24 marzo 2020 - martedì IV settimana di Quaresima

Gv 5, 1-3. 5-16 Dal Vangelo secondo Giovanni Ricorreva una festa dei Giudei e Gesù salì a Gerusalemme. A Gerusalemme, presso la porta delle Pecore, vi è una piscina, chiamata in ebraico Betzatà, con cinque portici, sotto i quali giaceva un grande numero di infermi, ciechi, zoppi e paralitici. Si trovava lì un uomo che da trentotto anni era malato. Gesù, vedendolo giacere e sapendo che da molto tempo era così, gli disse: «Vuoi guarire?». Gli rispose il malato: «Signore, non ho nessuno che mi immerga nella piscina quando l'acqua si agita. Mentre infatti sto per andarvi, un altro scende prima di me». Gesù gli disse: «Àlzati, prendi la tua barella e cammina». E all'istante quell'uomo guarì: prese la sua barella e cominciò a camminare. Quel giorno però era un sabato. Dissero dunque i Giudei all'uomo che era stato guarito: «È sabato e non ti è lecito portare la tua barella». Ma egli rispose loro: «Colui che mi ha guarito mi ha detto: "Prendi la tua barella e cammina"». Gli domandarono allora: «Chi è l'uomo che ti ha detto: "Prendi e cammina"?». Ma colui che era stato guarito non sapeva chi fosse; Gesù infatti si era allontanato perché vi era folla in quel luogo. Poco dopo Gesù lo trovò nel tempio e gli disse: «Ecco: sei guarito! Non peccare più, perché non ti accada qualcosa di peggio». Quell'uomo se ne andò e riferì ai Giudei che era stato Gesù a guarirlo. Per questo i Giudei perseguitavano Gesù, perché faceva tali cose di sabato.

Parola del Signore.


Vuoi guarire?

Oggi ho cercato di immedesimarmi in questo uomo che da 38 anni era malato. Chissà da quanto tempo vedeva altri scendere in quella piscina, e lui non aveva nessuno che lo aiutasse. Doveva essere un uomo molto provato, e forse, molto paziente, dopo tanto tempo vissuto così. Non sta imprecando mentre Gesù lo vede, non sembra arrabbiato per la sua condizione. Quando Gesù gli chiede se vuole guarire, non dice subito: Sì!!! Ma dice la sua solitudine e che sempre altri passavano prima di lui.
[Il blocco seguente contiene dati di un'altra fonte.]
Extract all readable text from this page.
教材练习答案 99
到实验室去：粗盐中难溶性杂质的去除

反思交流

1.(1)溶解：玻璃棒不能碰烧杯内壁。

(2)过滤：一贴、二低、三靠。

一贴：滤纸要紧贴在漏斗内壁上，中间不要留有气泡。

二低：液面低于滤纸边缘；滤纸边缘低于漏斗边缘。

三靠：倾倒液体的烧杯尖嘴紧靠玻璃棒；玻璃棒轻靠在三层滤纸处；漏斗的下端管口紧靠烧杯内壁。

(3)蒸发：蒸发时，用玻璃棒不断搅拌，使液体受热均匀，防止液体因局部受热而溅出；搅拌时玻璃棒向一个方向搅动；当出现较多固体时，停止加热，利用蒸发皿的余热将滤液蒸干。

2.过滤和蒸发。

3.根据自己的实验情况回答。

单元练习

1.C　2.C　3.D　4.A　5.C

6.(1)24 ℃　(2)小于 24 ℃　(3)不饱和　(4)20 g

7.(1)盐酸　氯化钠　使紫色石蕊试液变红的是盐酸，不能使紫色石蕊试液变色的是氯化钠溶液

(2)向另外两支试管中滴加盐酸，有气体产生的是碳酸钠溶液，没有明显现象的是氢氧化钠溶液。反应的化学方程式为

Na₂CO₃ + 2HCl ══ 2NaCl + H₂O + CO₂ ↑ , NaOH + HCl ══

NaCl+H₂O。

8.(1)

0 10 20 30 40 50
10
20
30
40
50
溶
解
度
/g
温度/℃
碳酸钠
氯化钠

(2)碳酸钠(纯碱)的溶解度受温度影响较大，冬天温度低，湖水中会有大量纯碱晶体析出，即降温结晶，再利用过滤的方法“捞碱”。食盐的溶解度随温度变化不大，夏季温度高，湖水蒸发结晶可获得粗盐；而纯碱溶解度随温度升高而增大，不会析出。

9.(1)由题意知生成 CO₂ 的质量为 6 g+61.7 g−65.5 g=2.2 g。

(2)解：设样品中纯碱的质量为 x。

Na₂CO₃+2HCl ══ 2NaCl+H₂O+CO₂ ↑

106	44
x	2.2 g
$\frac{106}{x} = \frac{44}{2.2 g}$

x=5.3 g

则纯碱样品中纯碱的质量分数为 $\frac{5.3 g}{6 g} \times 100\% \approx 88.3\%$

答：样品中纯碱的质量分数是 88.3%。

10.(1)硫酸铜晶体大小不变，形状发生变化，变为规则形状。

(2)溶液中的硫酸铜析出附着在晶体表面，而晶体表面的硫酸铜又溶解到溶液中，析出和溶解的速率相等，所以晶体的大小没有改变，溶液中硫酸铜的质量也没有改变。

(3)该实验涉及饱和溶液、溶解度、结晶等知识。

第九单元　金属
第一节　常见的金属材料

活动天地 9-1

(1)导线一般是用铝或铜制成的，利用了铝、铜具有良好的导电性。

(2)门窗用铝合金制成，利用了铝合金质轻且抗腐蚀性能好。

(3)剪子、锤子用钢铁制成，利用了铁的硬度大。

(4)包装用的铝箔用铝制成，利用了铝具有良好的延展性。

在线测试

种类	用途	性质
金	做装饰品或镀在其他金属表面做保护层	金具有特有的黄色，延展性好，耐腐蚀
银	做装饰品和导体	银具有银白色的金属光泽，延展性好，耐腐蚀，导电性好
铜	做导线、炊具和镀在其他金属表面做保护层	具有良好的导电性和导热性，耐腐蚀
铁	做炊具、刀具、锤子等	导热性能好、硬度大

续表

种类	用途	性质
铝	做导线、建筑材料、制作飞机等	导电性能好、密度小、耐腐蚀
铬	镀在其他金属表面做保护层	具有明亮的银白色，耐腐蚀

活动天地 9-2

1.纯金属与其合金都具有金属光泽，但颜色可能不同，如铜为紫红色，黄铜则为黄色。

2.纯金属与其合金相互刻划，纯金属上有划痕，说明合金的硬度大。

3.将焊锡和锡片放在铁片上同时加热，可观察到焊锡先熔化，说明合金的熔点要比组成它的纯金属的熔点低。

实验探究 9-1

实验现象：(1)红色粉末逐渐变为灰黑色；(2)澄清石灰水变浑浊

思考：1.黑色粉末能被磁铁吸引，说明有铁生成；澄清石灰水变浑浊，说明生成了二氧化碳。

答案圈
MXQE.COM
Gesù lo guarisce ma lo ammonisce di non peccare più. Lui era paralitico: cosa c’entra col peccato? Per Gesù c’entra, quindi anche a noi questo deve dire qualcosa. Dobbiamo riflettere sul legame tra malattia e peccato. Lottiamo contro il peccato, piccolo e grande, e staremo sicuramente meglio, sulla parola del Maestro. Con la spada della Parola, affrontiamo “la bella lotta della fede” (1Tim 6,12).

Buona continuazione di Quaresima, tenendo viva la speranza!